Когда я задавала ему вопросы, я понимала, что он отвечает не мне как режиссеру, он отвечает куда-то в вечность, он уже смотрит на себя из другой точки. Это была уникальная и интересная беседа. Семен Самуилович умер через неделю после нашей встречи. Наши съемки были последними в его жизни.
В проекте «Мой ГУЛАГ» люди говорят о боли, и эта боль выходит в другое пространство. Мы фиксируем это на наши камеры. Количество этих рассказов огромное. Когда-нибудь эти истории и документы обретут политическую силу для того, чтобы никто больше не страдал от государственной репрессивной системы.
В своей работе с российской тюремной системой я впервые столкнулся из-за дела Pussy Riot. Тогда я и моя подруга Таисия Круговых близко общались с Надеждой Толоконниковой, Марией Алехиной и Екатериной Самуцевич. После их ареста мы активно участвовали в кампании в их поддержку. В своих публичных выступлениях во время процесса девушки часто ссылались на опыт советских диссидентов и обнародовали информацию, обычно тщательно скрываемую в колониях. Я ездил к Pussy Riot, одно время у нас был постоянный «лагерь» поддержки. Мы жили практически у стен мордовских колоний (бывшего знаменитого Дубравлага).
Потом мы с Тасей ежемесячно посещали Можайскую колонию для несовершеннолетних, где занимались с детьми кино и анимацией и помогали им делать фильмы. Так тюремная тема стала частью моей профессиональной жизни.
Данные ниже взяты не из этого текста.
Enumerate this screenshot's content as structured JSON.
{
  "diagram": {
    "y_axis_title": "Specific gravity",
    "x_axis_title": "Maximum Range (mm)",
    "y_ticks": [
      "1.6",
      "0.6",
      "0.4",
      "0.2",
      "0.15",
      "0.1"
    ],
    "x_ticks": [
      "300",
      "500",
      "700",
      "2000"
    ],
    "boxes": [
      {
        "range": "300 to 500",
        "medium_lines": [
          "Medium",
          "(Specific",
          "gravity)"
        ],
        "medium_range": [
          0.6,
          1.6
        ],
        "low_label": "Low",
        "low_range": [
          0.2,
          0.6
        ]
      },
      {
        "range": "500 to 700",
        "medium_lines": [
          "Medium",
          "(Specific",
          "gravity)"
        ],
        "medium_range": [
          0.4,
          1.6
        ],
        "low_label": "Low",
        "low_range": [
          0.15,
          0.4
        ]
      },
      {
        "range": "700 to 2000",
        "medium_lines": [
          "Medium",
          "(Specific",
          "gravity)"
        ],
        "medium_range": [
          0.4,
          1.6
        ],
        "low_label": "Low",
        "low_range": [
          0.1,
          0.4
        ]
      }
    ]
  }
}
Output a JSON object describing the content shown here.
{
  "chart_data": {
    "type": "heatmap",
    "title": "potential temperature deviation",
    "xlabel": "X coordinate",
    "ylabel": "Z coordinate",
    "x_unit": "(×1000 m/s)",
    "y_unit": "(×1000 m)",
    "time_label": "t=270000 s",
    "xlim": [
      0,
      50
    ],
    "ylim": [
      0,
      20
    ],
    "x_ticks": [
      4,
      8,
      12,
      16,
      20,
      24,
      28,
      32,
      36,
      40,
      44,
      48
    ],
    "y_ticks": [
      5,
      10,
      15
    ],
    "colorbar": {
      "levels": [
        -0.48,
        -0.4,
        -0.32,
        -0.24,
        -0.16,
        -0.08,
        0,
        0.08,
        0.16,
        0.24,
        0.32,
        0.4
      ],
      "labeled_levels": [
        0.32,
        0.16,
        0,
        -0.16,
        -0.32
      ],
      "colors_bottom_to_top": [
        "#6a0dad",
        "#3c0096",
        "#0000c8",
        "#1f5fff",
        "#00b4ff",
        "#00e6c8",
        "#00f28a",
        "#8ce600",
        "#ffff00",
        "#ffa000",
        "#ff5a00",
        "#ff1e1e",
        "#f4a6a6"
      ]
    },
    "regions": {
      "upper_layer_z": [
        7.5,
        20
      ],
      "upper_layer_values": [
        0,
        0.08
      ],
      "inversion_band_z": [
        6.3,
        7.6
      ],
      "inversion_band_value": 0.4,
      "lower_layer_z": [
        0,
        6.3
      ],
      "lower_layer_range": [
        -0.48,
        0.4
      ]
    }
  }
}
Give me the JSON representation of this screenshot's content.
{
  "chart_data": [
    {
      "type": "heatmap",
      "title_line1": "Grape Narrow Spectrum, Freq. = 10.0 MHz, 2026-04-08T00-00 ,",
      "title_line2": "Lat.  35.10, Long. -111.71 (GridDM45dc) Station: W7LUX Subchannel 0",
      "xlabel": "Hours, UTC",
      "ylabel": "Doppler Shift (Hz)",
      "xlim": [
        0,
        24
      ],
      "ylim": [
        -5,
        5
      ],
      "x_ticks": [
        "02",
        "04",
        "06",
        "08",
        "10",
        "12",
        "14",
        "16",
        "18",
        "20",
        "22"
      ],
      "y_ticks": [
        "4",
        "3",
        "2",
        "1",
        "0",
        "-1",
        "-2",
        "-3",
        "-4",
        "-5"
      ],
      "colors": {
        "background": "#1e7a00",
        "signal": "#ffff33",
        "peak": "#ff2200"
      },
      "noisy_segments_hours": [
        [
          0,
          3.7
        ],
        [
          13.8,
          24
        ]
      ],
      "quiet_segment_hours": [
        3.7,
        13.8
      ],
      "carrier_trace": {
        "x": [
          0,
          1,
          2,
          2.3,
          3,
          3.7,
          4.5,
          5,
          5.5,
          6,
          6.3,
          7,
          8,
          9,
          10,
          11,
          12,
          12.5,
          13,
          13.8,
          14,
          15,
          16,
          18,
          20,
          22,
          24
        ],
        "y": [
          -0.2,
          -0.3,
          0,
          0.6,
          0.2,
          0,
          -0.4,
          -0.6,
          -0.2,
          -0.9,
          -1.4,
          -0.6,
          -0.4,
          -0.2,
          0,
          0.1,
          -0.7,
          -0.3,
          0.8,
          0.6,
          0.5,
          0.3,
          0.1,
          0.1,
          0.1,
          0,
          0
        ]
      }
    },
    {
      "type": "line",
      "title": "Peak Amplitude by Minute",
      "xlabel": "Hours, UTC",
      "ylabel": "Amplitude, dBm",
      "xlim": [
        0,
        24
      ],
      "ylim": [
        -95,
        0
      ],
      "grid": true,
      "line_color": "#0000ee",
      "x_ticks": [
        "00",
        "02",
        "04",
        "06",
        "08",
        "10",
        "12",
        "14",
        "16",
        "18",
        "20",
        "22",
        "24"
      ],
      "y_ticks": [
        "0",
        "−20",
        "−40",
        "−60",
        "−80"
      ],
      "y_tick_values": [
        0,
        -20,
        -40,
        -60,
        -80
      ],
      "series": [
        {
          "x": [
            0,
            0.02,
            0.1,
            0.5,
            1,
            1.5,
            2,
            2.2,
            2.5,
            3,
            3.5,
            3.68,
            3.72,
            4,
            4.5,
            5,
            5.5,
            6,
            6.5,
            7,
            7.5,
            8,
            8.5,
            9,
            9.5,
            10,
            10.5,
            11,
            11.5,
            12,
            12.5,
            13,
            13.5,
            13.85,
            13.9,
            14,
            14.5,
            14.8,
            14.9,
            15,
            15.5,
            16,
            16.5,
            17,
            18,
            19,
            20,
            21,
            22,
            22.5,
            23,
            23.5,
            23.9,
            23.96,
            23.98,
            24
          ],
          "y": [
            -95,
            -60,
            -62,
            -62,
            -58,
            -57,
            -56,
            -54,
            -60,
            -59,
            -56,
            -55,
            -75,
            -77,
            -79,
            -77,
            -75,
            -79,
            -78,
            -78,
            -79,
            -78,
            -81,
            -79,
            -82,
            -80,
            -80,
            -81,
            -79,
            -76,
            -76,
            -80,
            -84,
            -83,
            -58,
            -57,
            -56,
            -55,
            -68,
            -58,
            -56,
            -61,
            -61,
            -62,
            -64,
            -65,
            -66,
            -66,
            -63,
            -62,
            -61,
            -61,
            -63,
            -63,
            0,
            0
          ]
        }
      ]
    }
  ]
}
В какой-то момент нас пригласили снимать для «Мемориала», делать ролики для «Возвращения имен», про Катынь, Медное, Сандармох и другие захоронения. Для меня это стало своего рода исследованием корней той системы, с которой мы уже сталкивались. Вскоре я встретился с руководителем проекта «Мой ГУЛАГ» Людмилой Садовниковой, с которой мы раньше вместе учились, и она предложила мне работать в ее проекте.
Работая над фильмами для «Моего ГУЛАГа», я вижу перед собой человека и понимаю, как повлияла на него та репрессивная система, при которой он жил.
Когда мы снимали Семена Виленского, я увидел, что передо мной — ожившая скульптура Коненкова, и почувствовал, что прикасаюсь к истории и она проходит сквозь кончики моих пальцев. Ради таких ощущений, наверное, я и работаю в проекте «Мой ГУЛАГ».
Интервью с Виленским оказалось последним в его жизни. То, как Семен Самуилович говорил и выглядел, невозможно забыть.
Он сидел с закрытыми глазами и говорил очень тихо и неторопливо, как будто он не совсем здесь и сейчас, как будто он был уже вне времени.
Очень жалею, что продолжение нашего интервью не состоялось.
Когда мы снимали интервью с Анной Заводовой, мне запомнился такой эпизод. Кажется, когда она уже сидела под следствием, к ней во сне явился Сталин. Он въехал в окно на кресле и стал говорить о том, как много хорошего сделал он для простого народа, для рабочих, а Анна — против него. После съемки именно в этом месте я обнаружил брак: автофокус камеры быстро дергался. Я не верю в сверхъестественное, но это совпадение забавное. Сама Анна Николаевна невероятно хорошо выглядела для своих лет. Как будто следствие, годы лагерей на ней не сказались.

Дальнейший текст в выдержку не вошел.